Non content de publier de superbes albums solos de sax baryton tels Schmetterling pour Not Two, il s’engage depuis plusieurs années dans un travail de
recherche, lequel est trop délaissé par nombre de ces collègues qui louchent du côté
du free free-jazz accompagné par une batterie pétaradante et un contrebassiste
qui tire sur les cordes ou un guitariste noise. Adepte d’un travail minutieux sur le son, il nous
avait livré une merveille intense en compagnie du pianiste Stefan Schulze (Ten Thousand Things /Red Toucan). Il
récidive dans une manière plus retenue, plus spacieuse et épurée en
compagnie du pianiste Deniz Peters en alternant sax alto et baryton. Le silence
fait partie intégrante de la construction musicale et tout l’intérêt du jeu au
saxophone baryton réside dans les infimes nuances de timbre, de dynamique, de
densité du souffle, ces détails constitutifs de la musique que gomme l’amplification
et les lieux inappropriés à la musique acoustique. Simon Rose se retient de jouer et écoute la résonance de ses propres sons dans celle du piano ouvert à tout vent. Le travail instrumental est précis et chaque fin de morceau nous laisse aiguise notre attente pour les notes et les sons que l'on se serait attendu à être joués. Le pianiste fait résonner les notes isolées dans l'espace autour de la table d'harmonie en modifiant subtilement le toucher, la pression sur le clavier et une des pédales. Un registre voisin de John Tilbury. Chaque silence, chaque son est soupesé et mûrement réfléchi et les vibrations du souffle et des cordes meurent dans le silence et la réverbération du piano, les deux musiciens sélectionnant scrupuleusement des fréquences/ hauteurs en empathie. La musique pourra paraître austère mais il s'en émane un réel lyrisme. Après une série de séquences toutes en sons suspendus et étirés, une cinquième pièce introduit une angularité tangentielle et une forme d'interaction subtile et mouvante qui renforcent la qualité de l'écoute et l'imagination (Shifts). Un très bon point donc
pour le label Leo et les deux musiciens qui réalisent une performance somme toute rare.

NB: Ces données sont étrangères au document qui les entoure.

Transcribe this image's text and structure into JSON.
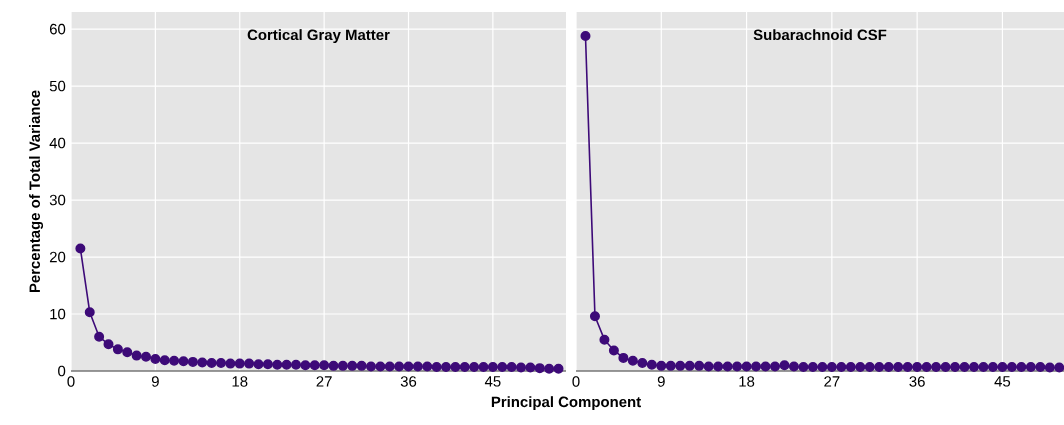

Kimmig-Studer-Zimmerlin String Trio Im Hellen Harald Kimmig Daniel Studer Alfred Zimmerlin
hat (now) Art 201
Une belle surprise ! La
série now art de Hat Hut Records est consacrée à la musique
contemporaine « écrite » par des compositeurs. Morton Feldman, John
Cage, Christian Wolff, Roman Haubenstock Ramati, Giacinto Scelsi… etc …. Mais
aussi le groupe Polwechsel avec Michael Moser, Werner Dafeldecker, Burkhard
Stangl, Radu Malfatti, puis John Butcher, Burkhard Beins situé à mi-chemin de
l’écriture alternative contemporaine et l’improvisation minimaliste focalisée
sur le travail des textures. Voilà que la série invite ce trio violon (Kimmig) - contrebasse (Studer) – violoncelle (Zimmerlin) entièrement et librement
improvisé. Trois cordes dans ce format ont l’heur de se rapprocher d’une
instrumentation type « musique contemporaine » d’avant garde. Mais ce
n’est pas tout. Ces trois improvisateurs suisses chevronnés ne se contentent
pas d’empiler des techniques alternatives ou étendues en frottant, frappant,
grattant les cordes et surfaces de leurs instruments en variant les paramètres
à l’envi. Ils ont un art consommé pour enchâsser, enchaîner, lier, rejoindre ou
disjoindre leurs improvisations individuelles dans un ensemble d’une grande
cohérence et avec un son de groupe très marqué. Le travail textural est
essentiel sans qu’il soit confiné dans un domaine strict. En effet, leur
manière est merveilleusement accentuée, par des chocs de toutes dimensions, des
frappes discrètes et coups d’archet insistants, un riche éventail d’harmoniques
et des pizzicati précis en diable. Le piano est ceinturé par le forte, des sons à peine audibles ou
sotto voce voisinent des frissons denses soulignés par un arco robuste. Des
contrepoints sauvages, une expressivité intense, une construction / déconstruction,
la remise en question permanente. Et pourtant, il y a une grande cohérence dans
cette expression immédiate d’inprovisation radicale. On trouve dans leur musique autant de procédés du travail du son, des lignes et du
contenu que chez un compositeur exigeant. Mais ici, ils sont agencés
spontanément avec une conscience aiguë de la forme et du déroulement temporel,
comme si tout coulait de source. Un groupe d’improvisation incontournable qui
compose en temps réel. Le texte de pochette indique Composed by Kimmig Studer Zimmerlin. Quelques soient les méthodes et
les procédés, ce qui compte, c’est la musique qu’on écoute et celle-ci est
superlative, sans parler de la haute qualité de la prise de son, extraordinaire et originale.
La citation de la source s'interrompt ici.